Je viens de terminer la lecture d’un livre.
Il y a eu un temps où je prenais en note chaque livre lu durant l’année. Je me dressais une liste, par mois, et j’essayais de battre mon record d’une fois à l’autre. Il me semble que j’avais déjà atteint la quarantaine de livres lus en 2016! J’avais alors seize ou dix-sept ans, dans ma dernière année au secondaire. D’ailleurs, au secondaire, on me voyait toujours avec un livre à la main, comme un accessoire de mode dont je ne pouvais me départir. En cours, les enseignants me reprochaient parfois de ne pas prêter attention à la leçon, alors que je dévorais les chapitres d’une histoire mille fois plus intéressante. En voyage, je ne pouvais me contraindre à n’apporter qu’une seule lecture, j’en avais toujours deux ou trois sous la main. Lors d’un trajet en voiture, même si celui-ci ne durait que cinq minutes, je traînais toujours un compagnon de papier avec moi.

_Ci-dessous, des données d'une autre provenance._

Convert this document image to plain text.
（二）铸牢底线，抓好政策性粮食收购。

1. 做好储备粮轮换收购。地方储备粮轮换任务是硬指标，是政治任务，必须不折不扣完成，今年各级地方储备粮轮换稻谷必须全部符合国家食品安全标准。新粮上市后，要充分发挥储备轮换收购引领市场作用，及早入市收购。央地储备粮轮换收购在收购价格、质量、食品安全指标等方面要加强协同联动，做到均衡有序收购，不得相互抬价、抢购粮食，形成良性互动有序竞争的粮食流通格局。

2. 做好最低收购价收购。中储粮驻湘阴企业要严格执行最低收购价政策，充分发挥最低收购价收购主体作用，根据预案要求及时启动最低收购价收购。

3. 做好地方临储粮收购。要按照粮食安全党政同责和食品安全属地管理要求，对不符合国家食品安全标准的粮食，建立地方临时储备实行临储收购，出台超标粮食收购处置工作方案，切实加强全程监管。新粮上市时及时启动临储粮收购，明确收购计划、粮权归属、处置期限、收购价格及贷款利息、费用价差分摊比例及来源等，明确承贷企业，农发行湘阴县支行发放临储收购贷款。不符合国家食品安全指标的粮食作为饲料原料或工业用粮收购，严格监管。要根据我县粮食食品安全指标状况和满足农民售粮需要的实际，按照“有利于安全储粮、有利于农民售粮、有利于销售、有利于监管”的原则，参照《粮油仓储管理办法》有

J’ai lu mon premier « vrai » roman en 2e année, je crois.
« Les chevaliers d’Émeraude », d’Anne Robillard (les vrais savent!) Je n’ai vraiment pas tout compris dès le début, je passais souvent les grandes lignes de description pour passer directement aux dialogues, mais cela n’enlève rien au fait que j’adorais me plonger dans cet exercice mental qu’est la lecture. C’est une passion qui n’a cessé de grandir avec moi, et que j’ai partagée avec ma grande sœur. Nous discutions souvent de nos lectures, allant même jusqu’à nous inventer nos propres histoires, dessiner des cartes de nos propres mondes imaginaires et faire des esquisses des personnages de ces aventures. Par la bande, j’ai donc non seulement développé un certain talent pour le français et la littérature (pas pour le dessin, tristement, je dois laisser ce talent à ma sœur!), j’ai également développé une imagination débordante et un grand émerveillement pour tous ces mondes, ces personnages et ces créatures découverts dans mes lectures.
Ma sœur, même passé notre secondaire, a continué dans cette voie et l’a rendue de plus en plus concrète, écrivant peu à peu un récit, qui devint une trilogie, qu’elle a publié à titre d’autrice. Elle lit d’ailleurs encore abondamment, n’ayant pas de limites quant à la quantité de livres qu’elle achète chaque année, si ce n’est que de la place qui commence à manquer dans ses (oui oui, au pluriel) bibliothèques. Dans mon cas, sans trop m’en rendre compte, j’ai malheureusement troqué mes livres fantastiques contre une histoire beaucoup plus concrète et terre à terre : la mienne. Mes études ont pris le dessus sur cette passion que j’avais. Elle s’est d’abord fait engloutir par des soirées de devoirs et d’étude, des soirées de « party », puis peu à peu par les divers écrans qui ont pris beaucoup de place dans mon quotidien. À la manière d’un muscle qui arrête d’être utilisé, mon cerveau perdit l’habitude de voir des mots, de leur donner du sens et de faire jaillir des images dans ma tête à partir de ceux-ci.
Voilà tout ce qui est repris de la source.